C'est ici qu'Émile Louis, décédé en prison à l'âge de 79 ans en 2013, a confessé avoir enterré sept jeunes femmes handicapées mentales, disparues entre 1975 et 1979. Ce superbe lieu, traversé par la petite rivière Serein où il aimait pêcher, deviendrait le théâtre de récents espoirs.
En ce jour, des camions de gendarmerie et de pompiers occupaient le site, tandis que les médias restaient à l'écart. Ni la gendarmerie ni le parquet n'ont précisé les moyens déployés pour ces fouilles.
Ancien chauffeur de car, Émile Louis a été condamné à la perpétuité en 2006. En 2000, il avait révélé l'emplacement de ce cimetière, mais seuls deux corps ont été retrouvés jusqu'à présent.
En effet, le 23 octobre 2004, deux cercueils ont été inhumés après une cérémonie à la cathédrale d'Auxerre, entourés de cinq bougies pour honorer les autres disparues. Me Didier Seban, avocat des familles, se souvient, "Il y avait deux cercueils et, à côté, cinq bougies". "Nous avions promis de rendre leur corps aux familles", ajoute-t-il à l'AFP.
"Nous devons donner une sépulture à ces familles", souligne Pierre Monnoir, président de l’Association de défense des handicapées de l’Yonne (ADHY), exprimant son désir de retrouver les restes des victimes.
Outre les victimes déjà répertoriées, les fouilles cherchent également des indices concernant une potentielle huitième victime, Marie Jeanne Ambroisine Coussin, dont le crâne a été trouvé en décembre 2018 sur le même site. "Elle était très probablement une huitième victime", soutient Me Seban.
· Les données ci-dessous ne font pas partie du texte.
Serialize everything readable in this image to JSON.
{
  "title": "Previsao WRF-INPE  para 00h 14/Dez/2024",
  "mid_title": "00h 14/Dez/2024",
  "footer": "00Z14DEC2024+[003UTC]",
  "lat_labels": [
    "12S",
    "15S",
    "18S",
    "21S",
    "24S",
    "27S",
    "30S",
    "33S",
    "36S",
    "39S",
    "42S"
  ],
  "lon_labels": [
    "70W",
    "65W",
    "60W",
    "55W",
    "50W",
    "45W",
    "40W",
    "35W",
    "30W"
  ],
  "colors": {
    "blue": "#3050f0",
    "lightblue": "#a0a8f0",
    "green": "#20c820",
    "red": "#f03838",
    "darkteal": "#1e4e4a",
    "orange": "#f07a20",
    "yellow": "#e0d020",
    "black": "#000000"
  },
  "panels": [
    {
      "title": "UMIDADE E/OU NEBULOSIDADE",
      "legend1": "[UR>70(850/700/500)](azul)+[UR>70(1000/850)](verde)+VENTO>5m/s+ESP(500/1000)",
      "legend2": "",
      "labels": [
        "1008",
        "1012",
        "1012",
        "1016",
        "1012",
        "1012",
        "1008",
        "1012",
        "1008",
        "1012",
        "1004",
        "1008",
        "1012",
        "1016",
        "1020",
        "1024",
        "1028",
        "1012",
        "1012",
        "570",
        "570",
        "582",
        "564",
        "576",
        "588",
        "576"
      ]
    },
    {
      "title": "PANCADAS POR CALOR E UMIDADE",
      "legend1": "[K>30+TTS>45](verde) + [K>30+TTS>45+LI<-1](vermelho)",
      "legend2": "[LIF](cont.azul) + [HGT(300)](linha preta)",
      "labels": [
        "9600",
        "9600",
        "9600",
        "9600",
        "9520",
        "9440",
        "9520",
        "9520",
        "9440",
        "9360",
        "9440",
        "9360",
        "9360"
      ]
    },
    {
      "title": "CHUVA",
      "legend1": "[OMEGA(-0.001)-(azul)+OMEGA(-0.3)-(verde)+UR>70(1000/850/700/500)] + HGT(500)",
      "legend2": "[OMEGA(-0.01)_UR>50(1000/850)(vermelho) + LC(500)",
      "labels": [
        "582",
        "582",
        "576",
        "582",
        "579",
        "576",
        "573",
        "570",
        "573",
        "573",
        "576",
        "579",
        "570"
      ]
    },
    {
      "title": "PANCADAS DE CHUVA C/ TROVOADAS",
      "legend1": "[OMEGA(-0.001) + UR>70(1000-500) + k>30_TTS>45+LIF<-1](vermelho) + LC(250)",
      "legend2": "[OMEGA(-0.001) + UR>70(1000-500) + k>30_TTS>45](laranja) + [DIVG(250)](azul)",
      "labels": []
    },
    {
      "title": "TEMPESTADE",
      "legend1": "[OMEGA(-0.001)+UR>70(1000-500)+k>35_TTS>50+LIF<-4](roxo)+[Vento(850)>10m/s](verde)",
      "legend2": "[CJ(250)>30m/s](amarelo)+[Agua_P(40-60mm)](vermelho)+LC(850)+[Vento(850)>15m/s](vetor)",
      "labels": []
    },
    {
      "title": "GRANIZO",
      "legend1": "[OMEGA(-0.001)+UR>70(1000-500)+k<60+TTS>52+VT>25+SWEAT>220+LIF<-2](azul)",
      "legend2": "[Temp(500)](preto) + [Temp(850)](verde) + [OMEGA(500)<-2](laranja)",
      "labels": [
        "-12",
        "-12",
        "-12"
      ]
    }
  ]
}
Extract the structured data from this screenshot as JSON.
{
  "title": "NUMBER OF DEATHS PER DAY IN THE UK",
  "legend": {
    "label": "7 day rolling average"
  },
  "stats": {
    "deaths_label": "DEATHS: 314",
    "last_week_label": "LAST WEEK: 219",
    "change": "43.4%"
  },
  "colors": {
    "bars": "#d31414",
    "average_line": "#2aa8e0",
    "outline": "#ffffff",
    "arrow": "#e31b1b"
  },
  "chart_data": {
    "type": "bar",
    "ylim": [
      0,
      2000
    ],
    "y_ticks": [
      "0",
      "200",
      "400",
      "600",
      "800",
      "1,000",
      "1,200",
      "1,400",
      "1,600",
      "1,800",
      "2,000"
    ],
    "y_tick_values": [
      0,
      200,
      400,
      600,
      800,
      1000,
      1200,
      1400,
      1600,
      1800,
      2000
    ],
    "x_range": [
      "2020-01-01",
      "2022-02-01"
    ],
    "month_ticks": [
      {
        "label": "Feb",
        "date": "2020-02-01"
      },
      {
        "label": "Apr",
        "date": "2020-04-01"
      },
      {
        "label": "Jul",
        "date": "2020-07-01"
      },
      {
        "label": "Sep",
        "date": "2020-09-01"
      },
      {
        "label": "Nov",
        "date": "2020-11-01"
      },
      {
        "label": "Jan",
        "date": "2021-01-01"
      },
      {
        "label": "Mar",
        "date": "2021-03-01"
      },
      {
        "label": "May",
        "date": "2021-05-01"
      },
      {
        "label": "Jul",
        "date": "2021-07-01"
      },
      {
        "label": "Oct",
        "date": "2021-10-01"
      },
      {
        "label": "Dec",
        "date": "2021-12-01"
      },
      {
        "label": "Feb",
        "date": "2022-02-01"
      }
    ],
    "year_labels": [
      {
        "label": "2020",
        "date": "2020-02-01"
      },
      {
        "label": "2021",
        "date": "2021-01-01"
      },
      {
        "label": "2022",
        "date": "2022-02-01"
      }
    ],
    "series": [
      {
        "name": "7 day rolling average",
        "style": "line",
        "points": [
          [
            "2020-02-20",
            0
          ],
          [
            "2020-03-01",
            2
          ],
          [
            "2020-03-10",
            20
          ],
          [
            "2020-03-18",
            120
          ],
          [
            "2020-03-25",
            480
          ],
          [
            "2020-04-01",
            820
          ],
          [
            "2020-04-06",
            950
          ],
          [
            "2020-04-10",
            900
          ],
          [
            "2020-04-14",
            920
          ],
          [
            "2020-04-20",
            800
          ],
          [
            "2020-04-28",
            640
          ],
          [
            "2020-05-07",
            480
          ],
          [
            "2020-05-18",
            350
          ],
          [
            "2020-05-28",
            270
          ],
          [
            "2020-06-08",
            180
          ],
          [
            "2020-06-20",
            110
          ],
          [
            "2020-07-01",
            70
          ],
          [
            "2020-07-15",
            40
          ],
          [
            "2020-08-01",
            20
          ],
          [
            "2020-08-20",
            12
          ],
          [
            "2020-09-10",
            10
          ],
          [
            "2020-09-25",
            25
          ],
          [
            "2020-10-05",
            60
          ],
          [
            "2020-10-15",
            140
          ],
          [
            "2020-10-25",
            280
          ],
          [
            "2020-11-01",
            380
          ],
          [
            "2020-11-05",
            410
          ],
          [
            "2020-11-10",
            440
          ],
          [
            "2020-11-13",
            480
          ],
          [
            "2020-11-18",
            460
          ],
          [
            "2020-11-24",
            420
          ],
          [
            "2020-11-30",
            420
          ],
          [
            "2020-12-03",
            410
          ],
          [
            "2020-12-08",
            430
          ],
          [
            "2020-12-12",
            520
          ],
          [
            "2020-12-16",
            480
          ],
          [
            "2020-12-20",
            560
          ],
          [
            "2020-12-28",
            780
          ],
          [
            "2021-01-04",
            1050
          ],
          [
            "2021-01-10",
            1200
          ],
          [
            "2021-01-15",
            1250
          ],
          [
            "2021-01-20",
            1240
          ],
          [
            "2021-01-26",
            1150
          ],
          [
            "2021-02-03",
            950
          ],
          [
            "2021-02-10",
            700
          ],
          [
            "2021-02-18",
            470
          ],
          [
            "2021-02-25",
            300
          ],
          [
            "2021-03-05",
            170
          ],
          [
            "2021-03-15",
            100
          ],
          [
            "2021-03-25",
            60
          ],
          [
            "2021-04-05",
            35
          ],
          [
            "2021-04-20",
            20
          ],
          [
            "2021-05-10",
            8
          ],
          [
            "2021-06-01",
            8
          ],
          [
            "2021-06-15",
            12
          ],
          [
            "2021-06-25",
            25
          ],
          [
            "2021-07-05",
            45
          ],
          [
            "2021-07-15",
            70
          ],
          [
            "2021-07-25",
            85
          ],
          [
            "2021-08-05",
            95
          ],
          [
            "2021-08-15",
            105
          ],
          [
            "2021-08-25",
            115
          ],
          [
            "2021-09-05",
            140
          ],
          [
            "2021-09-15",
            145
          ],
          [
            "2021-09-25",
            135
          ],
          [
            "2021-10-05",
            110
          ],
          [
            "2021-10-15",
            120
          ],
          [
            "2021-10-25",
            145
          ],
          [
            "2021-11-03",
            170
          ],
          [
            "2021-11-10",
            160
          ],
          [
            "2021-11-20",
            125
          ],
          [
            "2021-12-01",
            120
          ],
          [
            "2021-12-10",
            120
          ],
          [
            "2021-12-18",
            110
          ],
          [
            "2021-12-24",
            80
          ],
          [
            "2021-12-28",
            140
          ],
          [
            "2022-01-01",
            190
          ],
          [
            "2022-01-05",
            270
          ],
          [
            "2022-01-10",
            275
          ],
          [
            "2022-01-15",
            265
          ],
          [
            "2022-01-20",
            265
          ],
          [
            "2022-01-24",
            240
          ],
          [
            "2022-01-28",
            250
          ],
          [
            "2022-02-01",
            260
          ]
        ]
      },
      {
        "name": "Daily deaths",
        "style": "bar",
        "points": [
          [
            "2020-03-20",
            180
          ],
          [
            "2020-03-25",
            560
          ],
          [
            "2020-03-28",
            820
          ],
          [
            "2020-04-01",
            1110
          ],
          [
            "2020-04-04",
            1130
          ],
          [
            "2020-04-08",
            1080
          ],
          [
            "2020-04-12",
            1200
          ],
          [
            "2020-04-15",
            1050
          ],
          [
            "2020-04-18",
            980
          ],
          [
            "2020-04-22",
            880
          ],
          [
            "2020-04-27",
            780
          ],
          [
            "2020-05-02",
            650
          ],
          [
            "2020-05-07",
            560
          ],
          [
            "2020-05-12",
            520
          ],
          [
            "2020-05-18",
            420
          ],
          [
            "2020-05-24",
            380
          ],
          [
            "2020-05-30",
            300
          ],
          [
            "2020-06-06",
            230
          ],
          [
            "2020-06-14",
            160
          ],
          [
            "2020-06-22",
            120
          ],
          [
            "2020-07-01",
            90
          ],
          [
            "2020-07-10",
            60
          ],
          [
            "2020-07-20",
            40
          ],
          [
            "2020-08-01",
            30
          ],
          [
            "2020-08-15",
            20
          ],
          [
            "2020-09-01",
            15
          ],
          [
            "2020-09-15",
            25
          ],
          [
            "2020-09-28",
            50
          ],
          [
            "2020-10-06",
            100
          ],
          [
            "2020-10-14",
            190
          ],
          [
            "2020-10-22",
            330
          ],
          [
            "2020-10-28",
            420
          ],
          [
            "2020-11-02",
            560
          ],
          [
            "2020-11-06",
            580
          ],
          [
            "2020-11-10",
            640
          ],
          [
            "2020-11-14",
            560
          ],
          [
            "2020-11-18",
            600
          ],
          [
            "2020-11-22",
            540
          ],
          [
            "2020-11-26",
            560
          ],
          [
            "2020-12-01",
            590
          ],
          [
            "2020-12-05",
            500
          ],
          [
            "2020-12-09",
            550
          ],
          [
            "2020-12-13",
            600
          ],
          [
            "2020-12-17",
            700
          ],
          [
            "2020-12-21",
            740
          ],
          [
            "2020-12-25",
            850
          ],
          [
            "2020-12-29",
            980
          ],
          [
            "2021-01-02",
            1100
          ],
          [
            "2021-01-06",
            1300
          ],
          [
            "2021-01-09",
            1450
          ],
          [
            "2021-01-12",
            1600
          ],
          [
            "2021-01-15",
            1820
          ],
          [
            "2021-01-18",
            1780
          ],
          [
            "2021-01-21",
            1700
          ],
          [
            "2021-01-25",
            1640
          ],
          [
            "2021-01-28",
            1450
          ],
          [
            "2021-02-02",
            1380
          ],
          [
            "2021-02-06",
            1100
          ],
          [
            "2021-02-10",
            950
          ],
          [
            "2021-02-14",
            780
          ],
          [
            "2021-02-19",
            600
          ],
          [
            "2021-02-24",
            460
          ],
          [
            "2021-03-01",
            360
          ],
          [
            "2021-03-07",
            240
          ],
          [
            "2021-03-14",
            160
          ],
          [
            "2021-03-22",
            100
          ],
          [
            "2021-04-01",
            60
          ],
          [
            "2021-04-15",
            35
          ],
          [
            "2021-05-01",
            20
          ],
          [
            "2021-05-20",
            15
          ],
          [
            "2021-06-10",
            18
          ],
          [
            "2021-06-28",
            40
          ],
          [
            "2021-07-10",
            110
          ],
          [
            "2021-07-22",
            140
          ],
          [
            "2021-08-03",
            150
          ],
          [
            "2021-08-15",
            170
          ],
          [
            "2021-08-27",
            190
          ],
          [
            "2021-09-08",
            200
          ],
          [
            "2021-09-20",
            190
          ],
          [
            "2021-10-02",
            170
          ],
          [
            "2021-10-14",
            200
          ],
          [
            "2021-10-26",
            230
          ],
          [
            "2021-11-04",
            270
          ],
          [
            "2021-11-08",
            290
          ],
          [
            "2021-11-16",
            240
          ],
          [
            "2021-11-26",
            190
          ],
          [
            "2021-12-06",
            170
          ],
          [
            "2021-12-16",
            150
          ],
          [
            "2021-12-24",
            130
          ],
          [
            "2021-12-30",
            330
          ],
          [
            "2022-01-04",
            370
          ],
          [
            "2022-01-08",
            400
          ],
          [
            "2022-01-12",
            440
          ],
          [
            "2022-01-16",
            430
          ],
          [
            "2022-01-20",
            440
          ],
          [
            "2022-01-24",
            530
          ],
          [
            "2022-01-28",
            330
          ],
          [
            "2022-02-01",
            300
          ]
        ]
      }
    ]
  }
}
Jacques Ponce, fils de Mme Coussin, partage son souhait, "Je veux que nous puissions fouiller tout le bois, pour ma mère, mais aussi pour les autres victimes". Patrice Darlaut, 75 ans, habitant de Rouvray, ajoute, "Pour les familles, ce serait quelque chose de bien si l'on pouvait retrouver quelque chose", tandis qu'un voisin doute avec un "C'est trop tard".
Ces nouvelles fouilles, les troisièmes en moins de deux ans, viennent après des opérations en automne 2024 et mai 2025, qui avaient été interrompues sans résultats concluant. Des vêtements et un vélo avaient été retrouvés, mais pas de restes humains.
Marie-Denise Pichonnier, procureure de la République d'Auxerre, explique que ces fouilles devraient durer environ quinze jours. Me Seban espère que la recherche se poursuivra en cas de découvertes. "La rivière le Serein est capricieuse", note-t-il, "et des corps ont pu être emportés par le courant, mais les recherches doivent continuer".
Les coûts s'élèvent à 100.000 euros pour les fouilles de 2025, un montant que le parquet a déjà évoqué. "Nous devons donner une sépulture aux familles, l'État a tant failli dans cette affaire", conclut l'avocat. Cette enquête, vieille de plus de cinq décennies, a révélé des dysfonctionnements que même le ministère de la Justice a reconnus.